“Jennifer, I won? I really won?” says Vinnie’s mom to Jennifer Curtis-Smith.
Vinnie’s dad touches Vinnie’s mom arm and whispers, “What did you win?”
“Shh,” mouths Vinnie’s mom and she gives Vinnie’s dad a look that freezes water on a summer’s day.
Vinnie’s dad opens up his cell phone and pretends to check sports scores while listening to Vinnie’s mom talking to someone named Jennifer.
“No, I am not going to donate my prize back to Mensa, Jennifer. I won fair and square. If I don’t get my prize Al will sue you. He’s an excellent attorney.” Vinnie’s mom pauses, “That is not true. He is not a lawyer for the mob. Where did you hear he was a lawyer for the mob?” Vinnie’s mom listens. Then she says, “He defends Mike because he’s Mike’s younger brother. Besides, Mike is not in the mob.”
Vinnie’s mom stares at her cell, “She clicked off.”
“What did you win? Who is this Jennifer?” asks Al.
Vinnie’s mom turns to face Vinnie’s dad. She takes hold of his right hand with her two hands, “Al, tell me the truth. Is Mike part of the mob?”
Vinnie’s dad says, “I don’t ask him.”
“That is so lawyer speak,” says Vinnie’s mom. Her eyes light up. I almost forgot to tell you. I won.”
“What did you win?” asks Vinnie’s dad.
“I won the grand prize an all-expense paid vacation to New York City and tickets to a Broadway play. It’s for this weekend.”
“Does the all-expense paid trip cover Vinnie?” asks Vinnie’s dad.
Vinnie’s mom says, “It’s a trip for two. I’m afraid Vinnie can’t go. You’ll have to find someone who’s willing to let Vinnie stay with them for the weekend.”
“Me?” asks Vinnie’s dad. “I only know guys who are mobbed up. Only kidding. Mike’s always said he’d be happy to have Vinnie for a weekend. I’ll give him a call.”
“Don’t you dare. Vinnie will probably come away from a weekend with Mike with a lot more than pizza on his mind,” says Vinnie’s mom.
“What about Joey’s mom?”
“No. She’ll poison him with all the junk food.”
“What about Larry’s mom?”
“No, have you ever seen the tattoos on Larry’s mom and dad. I think the only place they don’t have a tattoo is on the inside of their mouths and I’m not sure.”
“What’s wrong with tattoos? I’ve always wanted to get one. Mike has several and he says they tell the story of his life.”
“Really? Does he have one with a cell door? The Johnson’s are out . . .”
Before Vinnie’s mom can finish, Vinnie’s dad shouts, “I’ve got it. It’s perfect. If you make the call I’m sure she’ll agree, even if it’s filled up. It’s our only chance to get away. Vinnie won’t get in trouble. He’ll be properly supervised. It’s perfect.”
“What? What? What? What did I miss that you know and I don’t?” says an excited Vinnie’s mom.
Vinnie’s dad smiles as if he just threw a game winning shot as time runs out.
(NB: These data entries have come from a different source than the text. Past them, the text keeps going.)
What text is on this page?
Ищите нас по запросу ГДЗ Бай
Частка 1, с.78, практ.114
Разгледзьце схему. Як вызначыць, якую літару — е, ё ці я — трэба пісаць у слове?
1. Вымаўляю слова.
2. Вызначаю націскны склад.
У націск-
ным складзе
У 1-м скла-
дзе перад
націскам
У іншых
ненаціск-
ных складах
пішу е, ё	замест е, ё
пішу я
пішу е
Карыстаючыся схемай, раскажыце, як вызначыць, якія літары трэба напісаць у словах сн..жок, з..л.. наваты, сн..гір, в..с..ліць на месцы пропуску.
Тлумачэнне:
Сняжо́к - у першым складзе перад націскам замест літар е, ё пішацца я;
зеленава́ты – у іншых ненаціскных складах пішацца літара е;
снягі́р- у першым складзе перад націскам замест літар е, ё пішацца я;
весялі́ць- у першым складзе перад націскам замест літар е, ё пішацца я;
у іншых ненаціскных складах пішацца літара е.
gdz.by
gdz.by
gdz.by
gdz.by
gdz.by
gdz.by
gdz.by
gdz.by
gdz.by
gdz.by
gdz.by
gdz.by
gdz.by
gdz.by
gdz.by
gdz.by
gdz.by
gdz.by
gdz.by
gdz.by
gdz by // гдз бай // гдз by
“Enough with the theatrics, tell me,” insists Vinnie’s mom.
Vinnie’s dad says, “For the past three weeks, I’ve received emails from the city’s recreation program describing a weekend camp for kids in grades three through five at the Rocking W, a working cattle and horse ranch. Melanie Larson and Kyle Foster are going to lead it. Melanie will bunk with the girls. Kyle with the boys. There will be lots of outdoor activities. They leave from the rec center parking lot by bus at 3 p.m. Friday. We can catch a late plane to New York and have the weekend. Mike can pick Vinnie up when they get back at 2 p.m. Sunday. Give Melanie a call and see if there is any room left for Vinnie. It’s our only chance. The other choice is to donate the tickets back to Mensa or give them to the Johnsons or . . .”
“Stop, enough. I’ll call. First, I’ll call Joey and Larry’s moms and tell them about the rec center program. Vinnie will go if Joey and Larry are going.”
“It’s devious, but an excellent way to trap him. For once, we’ve outsmarted Vinnie.”
“Promise me Mike won’t cause problems on Sunday afternoon?”
“Really, Marti. Mike’s a nice guy. It will all work out.”
Vinnie’s mom mutters, “Like it always does.”